Just a few weeks ago DeMarco Murray was finally released by the Titans, which cleared the way for Derrick Henry… or so we thought.
The #Titans have released RB DeMarco Murray. They are going with Derrick Henry as their lead back
— Ian Rapoport (@RapSheet) March 8, 2018
Then just a week later, the Titans sent shockwaves throughout the fantasy football community when they signed arguably the best all-around running back on the open market, Dion Lewis. From a real-life football perspective, Lewis is the perfect rusher for new offensive coordinator Matt LeFleur’s offense — which is predicated on merging the running and passing game. But from a fantasy standpoint, it potentially destroyed the value of two players who could’ve flourish as standalone RB1s.
At this week’s NFL owners meetings, newly hired head coach Mike Vrabel answered a couple of questions regarding his new backfield.

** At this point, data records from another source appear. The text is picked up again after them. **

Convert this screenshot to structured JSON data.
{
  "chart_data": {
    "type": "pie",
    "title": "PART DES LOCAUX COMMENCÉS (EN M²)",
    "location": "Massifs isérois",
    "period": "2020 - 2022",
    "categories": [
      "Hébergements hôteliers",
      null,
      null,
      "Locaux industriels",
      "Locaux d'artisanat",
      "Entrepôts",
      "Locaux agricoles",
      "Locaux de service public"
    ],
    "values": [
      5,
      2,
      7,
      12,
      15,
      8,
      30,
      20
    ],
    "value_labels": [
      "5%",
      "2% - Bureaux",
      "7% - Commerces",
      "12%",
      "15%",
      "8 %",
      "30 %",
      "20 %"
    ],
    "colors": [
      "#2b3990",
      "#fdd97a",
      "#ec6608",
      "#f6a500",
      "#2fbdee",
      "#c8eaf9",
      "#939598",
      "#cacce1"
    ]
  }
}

“In my mind, we’ve got a big running back. We’ve got a big first- and second-down back,” Vrabel said of Henry. “Dion provides a different body type, a different playing style. So how the two will complement each other, I’m not really sure. But I know that one’s got a certain skill set and another body type and one is a little smaller, probably a little quicker, and has a different running style.
“One guy may get 20 carries one week because of the defense we’re facing, and one guy may get 25 carries, whatever it may be,” Vrabel said. “But I think Derrick is a young player that we are excited to give the opportunity to, just like when you watch the Kansas City game.”
That loud thud you just heard was The Wolf fainting after realizing the player he once described as ‘The Next David Johnson,’ will in fact, never get a crack as a three-down back in Tennessee. Wolf had Henry ranked as high as RB8 in his rankings, then the addition of Lewis plummeted the former Alabama back all the way down to his RB21 — one spot behind Lewis.
When looking at the coaches who Vrabel played and coached under, the acquisition of Lewis makes total sense. Bill Belichick has always deployed a shifty pass-catching back (Kevin Faulk, Danny Woodhead, James White, etc.) to compliment a power back and until Carlos Hyde’s senior season at Ohio State (2013), Urban Meyer had NEVER produced a 1,000-yard rusher at the running back position. Instead, he opted to utilize a power runner and a quick H-back to attack the defense from every angle. This committee is something that will generate wins for the Titans, but give headaches to fantasy owners.
So now that we’ve grieved together, let’s talk about the actual fantasy outlook for these two running backs.
As noted above, new offensive coordinator Matt LeFleur moved from Los Angeles to the Titans so he could be the main play caller. Although he was heavily involved in game planning and whatnot with the Rams, head coach Sean McVay was the actual play caller for their juggernaut of an offense. LeFleur, one of the top up-and-coming offensive minds of the league, told the media before last season that he wanted to “have a strong marriage with our running game and passing game,” meaning Todd Gurley would be on the field for all three downs. The defense could no longer “tee off” on the running back if he were only on the field for rushing downs, so it would keep the defense off-balance when Gurley remained in the game on passing downs.
Even though Henry has the ability to catch the ball out of the backfield, we’ve yet to see it consistently throughout his time at Alabama and in Tennessee. On the other hand, Lewis is the one who possesses the ability to merge both the pass and run game together — which is why The Wolf has him ranked one spot ahead of Henry. Since the Patriots had James White, Lewis was never peppered with targets, but when the game plan was scripted for Lewis in the pass game, he always came through. Don’t be fooled by his stature, Dion Lewis is a legitimate three-down back in this league.
So not only did the addition of Lewis likely take away receptions from Henry, but there’s a chance Lewis wins the job outright. If we’re going by LeFleur’s words from last season, it sounded like he wants the same back on the field for all three downs to keep the defense from knowing the play call. If Henry is primarily in on rushing downs, then exits the game for Lewis, it’s likely going to be a passing play.
Were we fooled by Henry’s elite collegiate career and his obscene NFL combine that was the mirror image of Von Miller’s performance? Not only did the prior coaching staff choose the glass object that is DeMarco Murray over Henry, but now the new staff went out and added the versatile Lewis to fit into LeFleur’s offense. The more I think of it, Henry may be pigeon-holed into short yardage and goal line duties — barring an injury to Lewis.
Summary — Target Dion Lewis in the Titans backfield
All in all, Henry went from a legit RB1 who would have warranted a late-first, early-second round pick, to a player who’s currently ranked among the likes of Kenyan Drake, Carlos Hyde, Alex Collins and Rex Burkhead. Sure, things will likely change once training camp rolls around and we get a better idea of how the backs will be used, but it’s extremely difficult to be optimistic about Henry right now. The former Crimson Tide bruiser may be in-line for a double-digit touchdown season, yet the chances of him fulfilling our lofty fantasy dreams are slim. Lewis carries the better fantasy outlook of the two right now and frankly, it might not be debatable.